Auseinandersetzung mit Tod und Vergänglichkeit

07.
Nov.
2022

Frieder Bernius mit dem Brahms-Requiem im Hegelsaal

Trost kann man gut gebrauchen in diesen Zeiten. „Ich will euch trösten, wie einen seine Mutter tröstet“, singt da der Chor im fünften Satz von Brahms´ „Ein Deutsches Requiem“, und das ist nur eine der vielen Stellen in diesem Werk, die den Hörer tief im Herzen berühren. Berühren können, sollte man vielleicht besser sagen – denn die geniale musikalische Dramaturgie, mit der Brahms hier Texte aus Altem und Neuem Testament zu einer zutiefst humanen Auseinandersetzung mit Tod und Vergänglichkeit verbunden hat, erfordert auch eine adäquate musikalische Umsetzung.
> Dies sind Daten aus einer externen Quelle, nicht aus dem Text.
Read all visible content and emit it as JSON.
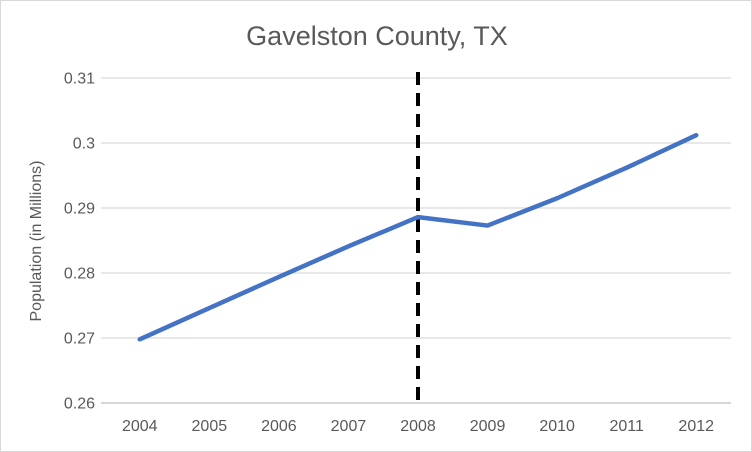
{
  "window": {
    "background": "#ffffff",
    "border_color": "#d9d9d9"
  },
  "chart_data": {
    "type": "line",
    "title": "Gavelston County, TX",
    "categories": [
      "2004",
      "2005",
      "2006",
      "2007",
      "2008",
      "2009",
      "2010",
      "2011",
      "2012"
    ],
    "series": [
      {
        "name": "Population",
        "color": "#4472C4",
        "values": [
          0.2698,
          0.2746,
          0.2794,
          0.2841,
          0.2886,
          0.2873,
          0.2915,
          0.2962,
          0.3012
        ]
      }
    ],
    "xlabel": "",
    "ylabel": "Population (in Millions)",
    "ylim": [
      0.26,
      0.31
    ],
    "yticks": [
      0.26,
      0.27,
      0.28,
      0.29,
      0.3,
      0.31
    ],
    "ytick_labels": [
      "0.26",
      "0.27",
      "0.28",
      "0.29",
      "0.3",
      "0.31"
    ],
    "grid": true,
    "legend": "none",
    "annotations": [
      {
        "type": "vline",
        "category": "2008",
        "style": "dashed",
        "color": "#000000"
      }
    ],
    "colors": {
      "gridline": "#d9d9d9",
      "axis_line": "#bfbfbf",
      "text": "#595959"
    }
  }
}
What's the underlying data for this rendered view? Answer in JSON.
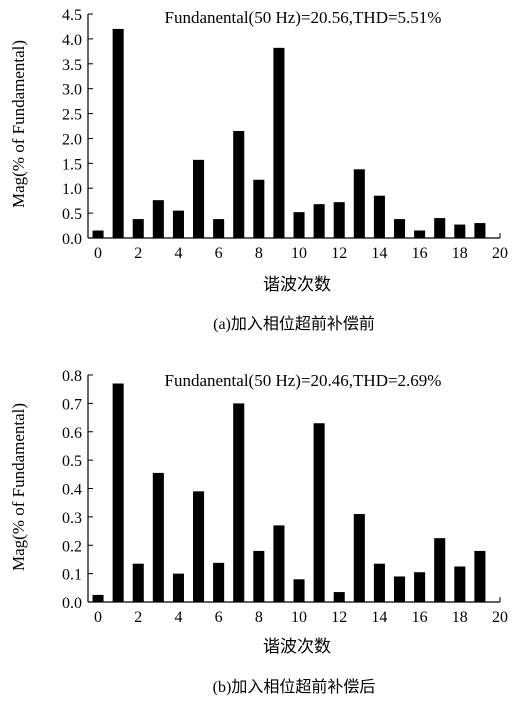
{
  "chart_data": [
    {
      "type": "bar",
      "title": "Fundanental(50 Hz)=20.56,THD=5.51%",
      "xlabel": "谐波次数",
      "ylabel": "Mag(% of Fundamental)",
      "caption": "(a)加入相位超前补偿前",
      "x": [
        0,
        1,
        2,
        3,
        4,
        5,
        6,
        7,
        8,
        9,
        10,
        11,
        12,
        13,
        14,
        15,
        16,
        17,
        18,
        19
      ],
      "values": [
        0.15,
        4.2,
        0.38,
        0.76,
        0.55,
        1.57,
        0.38,
        2.15,
        1.17,
        3.82,
        0.52,
        0.68,
        0.72,
        1.38,
        0.85,
        0.38,
        0.15,
        0.4,
        0.27,
        0.3
      ],
      "xlim": [
        -0.5,
        20
      ],
      "ylim": [
        0,
        4.5
      ],
      "xticks": [
        "0",
        "2",
        "4",
        "6",
        "8",
        "10",
        "12",
        "14",
        "16",
        "18",
        "20"
      ],
      "yticks": [
        "0.0",
        "0.5",
        "1.0",
        "1.5",
        "2.0",
        "2.5",
        "3.0",
        "3.5",
        "4.0",
        "4.5"
      ],
      "grid": false
    },
    {
      "type": "bar",
      "title": "Fundanental(50 Hz)=20.46,THD=2.69%",
      "xlabel": "谐波次数",
      "ylabel": "Mag(% of Fundamental)",
      "caption": "(b)加入相位超前补偿后",
      "x": [
        0,
        1,
        2,
        3,
        4,
        5,
        6,
        7,
        8,
        9,
        10,
        11,
        12,
        13,
        14,
        15,
        16,
        17,
        18,
        19
      ],
      "values": [
        0.025,
        0.77,
        0.135,
        0.455,
        0.1,
        0.39,
        0.138,
        0.7,
        0.18,
        0.27,
        0.08,
        0.63,
        0.035,
        0.31,
        0.135,
        0.09,
        0.105,
        0.225,
        0.125,
        0.18
      ],
      "xlim": [
        -0.5,
        20
      ],
      "ylim": [
        0,
        0.8
      ],
      "xticks": [
        "0",
        "2",
        "4",
        "6",
        "8",
        "10",
        "12",
        "14",
        "16",
        "18",
        "20"
      ],
      "yticks": [
        "0.0",
        "0.1",
        "0.2",
        "0.3",
        "0.4",
        "0.5",
        "0.6",
        "0.7",
        "0.8"
      ],
      "grid": false
    }
  ],
  "colors": {
    "bar": "#000000",
    "axis": "#000000"
  }
}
Und die war an diesem Sonntagabend auf ideale Weise gegeben.
Frieder Bernius hatte dazu seinen Kammerchor Stuttgart und die Klassische Philharmonie Stuttgart nebst zwei Solisten im zwar nicht ausverkauften, aber doch sehr gut gefüllten Hegelsaal versammelt. Mit Brahms´ Schicksalslied op. 54 hatte Bernius dem Requiem noch ein weniger bekanntes, thematisch passendes Stück vorangestellt, das die Qualitäten seiner Ensembles gleich ins rechte Licht rückte: ein klar fokussierter, klanglich bis ins Detail durchstrukturierter und mit den Orchesterfarben zu einem perfekten Amalgam verbundener Chorklang.
Dem eher resignativen Fazit des auf einen Text von Hölderlin komponierten Schicksalslieds folgte dann mit dem ersten Satz des Requiems die Wendung ins Hoffnungsvolle: „Die mit Tränen säen, werden mit Freuden ernten“ heißt es da, und von Beginn an nahm Bernius den Hörer gleichsam an die kurze Leine: mitunter ruhig, aber niemals schleppend und durchweg stringent phrasierend formte Bernius die einzelnen Sätze zu einem geschlossenen Ganzen und fand dabei das rechte Maß zwischen romantischem Ausdruck und Bewusstsein für Brahms´ Rückgriff auf alte Formen. Ein gutes Händchen bewies er auch mit der Auswahl der Solisten: Arttu Kataja gestaltete seine Baritonsoli ungemein souverän, und auch Johanna Winkel bewältigte ihre zwar kurze, aber dafür technisch heikle Sopranpartie mit großer Intensität. Ein denkwürdiger Abend.